The overall aim here is to avoid taking (potentially slow) cluster locks 
when at all possible, yet at the same time deliver close to local fs 
semantics whenever we can. You can think of GFS2's glock concept (at 
least as far as the inodes we are discussing here) as providing a 
combination of (page) cache control and cluster (dlm) locking.




So you're ok with saying "the file used to be X bytes in size, so
we'll just give you this data because we trust that the X is correct".

But you're not ok to say "oh, the file used to be X bytes in size, but
we don't want to give you a short read because it might not be correct
any more".

See the disconnect? You trust the size in one situation, but not in another one.

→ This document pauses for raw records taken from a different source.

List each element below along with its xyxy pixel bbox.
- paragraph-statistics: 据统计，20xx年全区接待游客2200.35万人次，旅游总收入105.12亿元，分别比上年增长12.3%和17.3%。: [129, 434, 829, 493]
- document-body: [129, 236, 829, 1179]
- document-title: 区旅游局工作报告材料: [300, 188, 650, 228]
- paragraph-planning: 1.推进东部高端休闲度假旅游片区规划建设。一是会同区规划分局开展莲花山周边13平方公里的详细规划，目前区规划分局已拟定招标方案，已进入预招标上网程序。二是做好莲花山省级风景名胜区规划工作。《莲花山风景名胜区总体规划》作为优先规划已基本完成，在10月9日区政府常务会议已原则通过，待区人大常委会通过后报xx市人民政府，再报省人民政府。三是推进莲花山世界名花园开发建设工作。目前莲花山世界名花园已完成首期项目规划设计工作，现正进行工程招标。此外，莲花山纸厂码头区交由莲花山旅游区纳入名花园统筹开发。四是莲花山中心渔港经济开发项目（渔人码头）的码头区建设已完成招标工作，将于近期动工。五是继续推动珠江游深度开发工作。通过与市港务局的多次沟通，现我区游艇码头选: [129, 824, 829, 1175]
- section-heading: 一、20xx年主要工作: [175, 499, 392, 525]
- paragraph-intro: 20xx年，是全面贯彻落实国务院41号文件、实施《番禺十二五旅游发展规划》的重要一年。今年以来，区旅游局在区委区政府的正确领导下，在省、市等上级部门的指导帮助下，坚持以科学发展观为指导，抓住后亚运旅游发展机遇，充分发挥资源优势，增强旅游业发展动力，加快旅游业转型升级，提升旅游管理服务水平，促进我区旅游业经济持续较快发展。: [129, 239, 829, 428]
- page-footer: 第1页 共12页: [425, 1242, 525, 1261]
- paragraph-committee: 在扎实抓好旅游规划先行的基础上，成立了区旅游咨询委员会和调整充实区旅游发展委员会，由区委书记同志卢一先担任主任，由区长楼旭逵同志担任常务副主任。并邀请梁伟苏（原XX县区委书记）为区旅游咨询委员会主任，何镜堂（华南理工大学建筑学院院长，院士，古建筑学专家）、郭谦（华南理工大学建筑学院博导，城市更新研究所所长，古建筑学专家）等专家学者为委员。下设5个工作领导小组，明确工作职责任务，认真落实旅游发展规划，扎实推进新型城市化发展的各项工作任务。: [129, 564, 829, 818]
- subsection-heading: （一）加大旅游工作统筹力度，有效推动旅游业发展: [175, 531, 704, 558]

Well we are not trusting the size at all... the original algorithm 
worked entirely off "is this page in cache and uptodate?" and for 
exactly the reason that we know the size in the inode might be out of 
date, if we are not currently holding a glock in either shared or 
exclusive mode. We also know that if there is a page in cache and 
uptodate then we must be holding the glock too.

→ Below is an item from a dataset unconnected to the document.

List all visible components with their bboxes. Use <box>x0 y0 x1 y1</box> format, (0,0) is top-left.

I also don't really see that you *need* the new flag at all. Since
you're doing to do a speculative read and then a real read anyway, and
since the only thing that you seem to care about is the file size
(because the *data* you will trust if it is cached), then why don't
you just use the *existing* generic read, and *IFF* you get a
truncated return value, then you go and double-check that the file
hasn't changed in size?

See what I'm saying? I think gfs2 is being very inconsistent in when
it trusts the file size, and I don't see that you even need the new
behavior that patch gives, because you might as well just use the
existing code (just move the i_size check earlier, and then teach gfs2
to double-check the "I didn't get as much as I expected" case).

  Linus


I'll leave the finer details to Andreas here, since it is his patch, and 
hopefully we can figure out a good path forward. We are perhaps also a 
bit reluctant to go off and (nearly) duplicate code that is already in 
the core vfs library functions, since that often leads to things getting 
out of sync (our implementation of ->writepages is one case where that 
happened in the past) and missing important bug fixes/features in some 
cases. Hopefully though we can iterate on this a bit and come up with 
something which will resolve all the issues,


Steve.